If demand is high then the charging process could be deferred for several hours, and with expected improvements in battery technology, it will be possible for energy to be drawn from the batteries to help cope with temporary shortages of generation.”
Yes, you read that right. They want to be able to 'defer' the charging process if there is high demand for electricity. So you come in from work, and plug the car in ready for tomorrow. But that evening the weather is cold and there is a big football match. Demand for electricity is unusually high, so your charging is 'deferred'. And when you try to go to work in the morning ... nothing. I wonder if they will pay you the wages you lost by not being at work that day?
The energy companies (those charming people who will 'give' you light-bulbs paid for out of your increased bills to meet 'green' targets) will have the right to decide if and when you will be able to travel in your own car.

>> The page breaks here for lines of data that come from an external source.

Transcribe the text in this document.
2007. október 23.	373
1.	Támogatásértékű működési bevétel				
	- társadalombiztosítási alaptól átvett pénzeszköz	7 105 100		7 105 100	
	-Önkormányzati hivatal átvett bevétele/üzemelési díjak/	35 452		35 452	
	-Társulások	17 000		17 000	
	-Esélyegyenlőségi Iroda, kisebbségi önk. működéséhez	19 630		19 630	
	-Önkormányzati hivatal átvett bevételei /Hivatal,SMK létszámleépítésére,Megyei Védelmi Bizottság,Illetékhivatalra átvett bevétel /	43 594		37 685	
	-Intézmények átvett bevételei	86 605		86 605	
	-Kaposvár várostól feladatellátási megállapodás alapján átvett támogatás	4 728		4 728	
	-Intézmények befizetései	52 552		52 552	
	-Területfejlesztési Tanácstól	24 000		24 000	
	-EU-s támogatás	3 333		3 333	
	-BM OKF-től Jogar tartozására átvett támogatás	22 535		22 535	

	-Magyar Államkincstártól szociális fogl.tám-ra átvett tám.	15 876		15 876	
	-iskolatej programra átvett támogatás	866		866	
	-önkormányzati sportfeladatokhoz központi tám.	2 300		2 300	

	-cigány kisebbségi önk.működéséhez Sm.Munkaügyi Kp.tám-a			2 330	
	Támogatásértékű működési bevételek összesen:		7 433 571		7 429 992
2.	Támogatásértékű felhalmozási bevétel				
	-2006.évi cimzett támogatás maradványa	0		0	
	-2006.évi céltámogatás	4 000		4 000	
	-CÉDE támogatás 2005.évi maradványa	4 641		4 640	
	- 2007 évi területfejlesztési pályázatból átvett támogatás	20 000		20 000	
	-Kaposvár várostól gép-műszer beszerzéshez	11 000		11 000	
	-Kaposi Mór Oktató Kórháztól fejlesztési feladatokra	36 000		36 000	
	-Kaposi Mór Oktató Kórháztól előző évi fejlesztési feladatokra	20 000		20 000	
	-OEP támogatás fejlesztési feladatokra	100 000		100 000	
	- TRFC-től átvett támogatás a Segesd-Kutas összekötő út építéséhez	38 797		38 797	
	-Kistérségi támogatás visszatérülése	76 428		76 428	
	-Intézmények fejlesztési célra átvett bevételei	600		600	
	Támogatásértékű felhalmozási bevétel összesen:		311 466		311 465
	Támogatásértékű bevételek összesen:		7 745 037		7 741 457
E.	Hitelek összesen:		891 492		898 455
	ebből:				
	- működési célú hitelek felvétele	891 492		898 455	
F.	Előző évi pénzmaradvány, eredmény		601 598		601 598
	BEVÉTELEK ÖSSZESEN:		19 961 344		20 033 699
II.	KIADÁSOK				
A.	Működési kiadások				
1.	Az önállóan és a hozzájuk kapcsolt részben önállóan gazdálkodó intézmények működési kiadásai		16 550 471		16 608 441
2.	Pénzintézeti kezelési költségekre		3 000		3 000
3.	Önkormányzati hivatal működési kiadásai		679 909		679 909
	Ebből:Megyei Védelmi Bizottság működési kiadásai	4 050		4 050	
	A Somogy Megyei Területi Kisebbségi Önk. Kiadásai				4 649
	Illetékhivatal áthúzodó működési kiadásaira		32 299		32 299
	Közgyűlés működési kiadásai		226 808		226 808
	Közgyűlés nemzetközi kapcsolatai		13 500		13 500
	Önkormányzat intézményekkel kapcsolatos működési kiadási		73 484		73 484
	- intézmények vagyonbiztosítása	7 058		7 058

And worse. Did you see that about "it will be possible for energy to be drawn from the batteries to help cope with temporary shortages of generation"? So you plug it in, hoping to top up a half-discharged vehicle, and instead you find that your batteries have been flattened because there were 'temporary shortages of generation'. Everybody else has had your electricity. You want to get to work, or go shopping, or visit Granny? Tough. The community's needs are more important than yours. Of course, the rational thing to do would be to keep an eye on the charge/discharge state, and disconnect if they try to take it back. So what's the betting that, in time, it will become compulsory to leave your car connected to the grid so that the 'community' can have the benefit of your nasty, privately-hoarded electricity? Disconnecting your car from the People's Communal Shared Energy Resource? Six months, and an ASBO.
Ironically, it is only if we followed the Green plans for renewable, sustainable, intermittent and unreliable energy that such a thing would even be necessary. They really do want to take us back to the Dark Ages.